# Why is marginal cost not the cost of producing the last unit?

It states that marginal cost is not the cost of producing the next or last unit.

Why is this the case? I thought that was precisely the definition of marginal cost.

I also hear marginal cost defined as cost of the last unit. What is meant by this? If quantity is increased by 5, is the marginal cost the cost of the 5th unit only?

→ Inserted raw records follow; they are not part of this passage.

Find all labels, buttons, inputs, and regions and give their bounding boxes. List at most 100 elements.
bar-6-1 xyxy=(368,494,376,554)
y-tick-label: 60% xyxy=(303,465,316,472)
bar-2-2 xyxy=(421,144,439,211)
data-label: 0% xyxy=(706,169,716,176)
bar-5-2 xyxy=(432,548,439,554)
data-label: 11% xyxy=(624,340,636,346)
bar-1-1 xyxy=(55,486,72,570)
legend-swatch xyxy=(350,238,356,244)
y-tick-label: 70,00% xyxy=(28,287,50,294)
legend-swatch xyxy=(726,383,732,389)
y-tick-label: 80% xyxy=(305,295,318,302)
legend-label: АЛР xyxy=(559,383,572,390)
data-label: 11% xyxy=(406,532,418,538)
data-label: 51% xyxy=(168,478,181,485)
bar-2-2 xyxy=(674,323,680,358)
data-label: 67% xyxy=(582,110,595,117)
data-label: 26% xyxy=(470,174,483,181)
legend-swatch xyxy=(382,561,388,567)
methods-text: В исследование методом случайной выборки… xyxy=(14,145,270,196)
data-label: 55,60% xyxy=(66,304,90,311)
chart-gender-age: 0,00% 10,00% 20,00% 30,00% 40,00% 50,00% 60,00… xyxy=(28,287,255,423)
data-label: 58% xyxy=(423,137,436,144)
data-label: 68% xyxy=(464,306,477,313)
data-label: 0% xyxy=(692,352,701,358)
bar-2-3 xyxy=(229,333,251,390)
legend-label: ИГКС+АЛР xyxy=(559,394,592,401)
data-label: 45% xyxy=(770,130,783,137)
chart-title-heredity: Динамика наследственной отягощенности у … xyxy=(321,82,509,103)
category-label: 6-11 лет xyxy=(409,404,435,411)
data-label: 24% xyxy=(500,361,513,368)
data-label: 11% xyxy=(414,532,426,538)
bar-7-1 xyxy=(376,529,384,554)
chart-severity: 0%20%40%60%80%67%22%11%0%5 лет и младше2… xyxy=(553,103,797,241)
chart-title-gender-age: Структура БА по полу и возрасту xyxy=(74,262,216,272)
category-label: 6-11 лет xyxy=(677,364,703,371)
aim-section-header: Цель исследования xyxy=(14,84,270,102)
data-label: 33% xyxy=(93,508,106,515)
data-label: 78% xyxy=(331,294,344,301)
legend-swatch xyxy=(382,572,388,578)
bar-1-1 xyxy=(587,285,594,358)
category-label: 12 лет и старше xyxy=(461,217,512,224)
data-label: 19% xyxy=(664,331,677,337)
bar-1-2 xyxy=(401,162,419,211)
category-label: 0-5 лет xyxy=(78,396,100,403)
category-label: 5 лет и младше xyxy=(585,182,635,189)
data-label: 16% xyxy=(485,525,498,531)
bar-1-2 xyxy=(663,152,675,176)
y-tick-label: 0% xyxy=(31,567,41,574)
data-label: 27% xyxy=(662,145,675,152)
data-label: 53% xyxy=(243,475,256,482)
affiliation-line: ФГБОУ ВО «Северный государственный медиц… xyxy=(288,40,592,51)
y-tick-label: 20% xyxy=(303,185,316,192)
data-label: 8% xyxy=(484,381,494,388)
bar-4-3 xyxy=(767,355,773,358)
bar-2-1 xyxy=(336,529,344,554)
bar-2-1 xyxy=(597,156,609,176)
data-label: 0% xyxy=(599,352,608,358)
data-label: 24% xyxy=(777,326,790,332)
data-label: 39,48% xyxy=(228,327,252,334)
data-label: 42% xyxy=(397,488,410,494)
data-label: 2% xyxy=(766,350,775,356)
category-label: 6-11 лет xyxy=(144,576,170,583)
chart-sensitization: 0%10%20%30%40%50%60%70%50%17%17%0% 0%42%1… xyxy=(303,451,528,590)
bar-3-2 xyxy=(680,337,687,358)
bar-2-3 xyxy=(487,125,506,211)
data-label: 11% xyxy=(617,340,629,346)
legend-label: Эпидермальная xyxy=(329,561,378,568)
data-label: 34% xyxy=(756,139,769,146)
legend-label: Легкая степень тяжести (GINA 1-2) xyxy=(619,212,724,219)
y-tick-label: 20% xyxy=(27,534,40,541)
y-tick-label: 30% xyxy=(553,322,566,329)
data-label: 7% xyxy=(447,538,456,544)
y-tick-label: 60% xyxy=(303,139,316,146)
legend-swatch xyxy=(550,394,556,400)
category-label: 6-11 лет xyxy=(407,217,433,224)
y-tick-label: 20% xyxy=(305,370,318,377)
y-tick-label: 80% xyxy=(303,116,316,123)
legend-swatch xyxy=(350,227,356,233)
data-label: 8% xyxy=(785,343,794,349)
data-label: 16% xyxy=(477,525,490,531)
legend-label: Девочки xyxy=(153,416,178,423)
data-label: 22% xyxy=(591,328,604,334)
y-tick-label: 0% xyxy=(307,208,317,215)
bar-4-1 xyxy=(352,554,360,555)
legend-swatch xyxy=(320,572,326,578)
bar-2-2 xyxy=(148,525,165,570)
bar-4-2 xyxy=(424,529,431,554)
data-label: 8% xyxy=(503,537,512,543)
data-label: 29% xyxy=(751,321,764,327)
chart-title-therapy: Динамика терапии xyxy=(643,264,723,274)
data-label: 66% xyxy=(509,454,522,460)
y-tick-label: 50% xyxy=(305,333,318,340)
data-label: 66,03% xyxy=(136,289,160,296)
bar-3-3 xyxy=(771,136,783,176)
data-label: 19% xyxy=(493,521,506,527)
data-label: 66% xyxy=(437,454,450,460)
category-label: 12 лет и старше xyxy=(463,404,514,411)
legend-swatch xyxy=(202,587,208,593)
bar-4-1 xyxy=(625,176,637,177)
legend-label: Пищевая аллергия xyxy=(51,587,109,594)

• The reason why it is not the cost of the last unit is actually explained in the article: mc are the additional costs incurred by producing an extra unit. This includes the cost of the next unit but also the costs of the reduced productivity in all other units due to the law of diminishing returns. – Maarten Punt Dec 11 '19 at 8:11
• @MaartenPunt but isn't it incorrect to state that the cost of producing the last unit of output is the same as the cost of producing the first or any other unit of output, because isn't the cost of producing an extra unit changing? – Chris Mason Dec 11 '19 at 9:15

The full quote from the cited reference (p. 181) is

Marginal cost is not the cost of producing the "last" unit of output. The cost of producing the last unit of output is the same as the cost of producing the first or any other unit of output and is, in fact, the average cost of output. Marginal cost (in the finite sense) is the increase (or decrease) in cost resulting from the production of an extra increment of output, which is not the same thing as the "cost of the last unit."

I think the boldfaced part is the important part that the Wikipedia editor left out.

What you have in mind is correct. Suppose we can produce 4 hats for the cost of \$8, and 5 hats for the cost of \$15, then the authors are saying that if you choose to produce 5 hats instead of 4, then it would cost you \$7 more. That's the marginal cost. They argue that it's not right to say that, having chosen to produce 5 hats, that the cost of producing the 5th hat is \$7.

To me, this is a very minor distinction.

• Thanks a lot, that clears things up. Isn't it incorrect to say that the cost of producing the first or any unit is the same as the last, as the cost of producing each unit changes? And why is that considered the average cost of output, not marginal? – Chris Mason Dec 11 '19 at 8:58
• The point is that once you choose to produce 5 hats, all you know is it would cost you \$15, or \$3 per hat on average. This is the same for any of those five hats as you can't distinguish them; you can't say that the fifth hat costs \$7. In short, the authors argue that marginal cost applies when you choose how many to produce. Once you choose that quantity, all hats are the same. – Art Dec 11 '19 at 10:35 • But isn't the statement still incorrect?it writes the cost of producing the last output is the same as the first and any other unit. Won't the cost of the last hat change due to diminishing returns? And isn't the ATC different for each hat? – Chris Mason Dec 11 '19 at 11:22 • ATC would be the same for each hat, once you decided how many hats to produce. ATC would be different for different quantities of hats you decide to produce. – Art Dec 11 '19 at 12:03 • or @user253751 you buy 8 hats worth of fabric for$15, but only make 5 – Chris H Dec 11 '19 at 16:37

I’m guessing what this means is that if $$C$$ is the cost function and $$x$$ represents the number of units of a good produced, marginal cost at production level $$x_0$$ is not the cost of producing the $$(x_0)$$th unit. And, importantly, if goods are not sold in discrete amounts, it’s not quite the cost of producing the next “unit” either.

If the good is produced in discrete amounts (that is, if $$x \in \mathbb{N}$$), then marginal cost at production level $$x_0$$ is defined as $$C(x_{0}+1) - C(x_0)$$. For example, marginal cost when $$15$$ goods have been produced is the additional cost of producing the $$16$$th good, not the $$15$$th good.

More often than not, though, economists assume the good is continuous (e.g., milk, for instance). In that case, marginal cost at production level $$x_0$$ is the derivative of the cost function at $$x = x_0$$, i.e., $$C'(x_0)$$. That means it's the cost of producing an additional incremental amount of the good (i.e., the “instantaneous rate of change” of the cost with respect to quantity).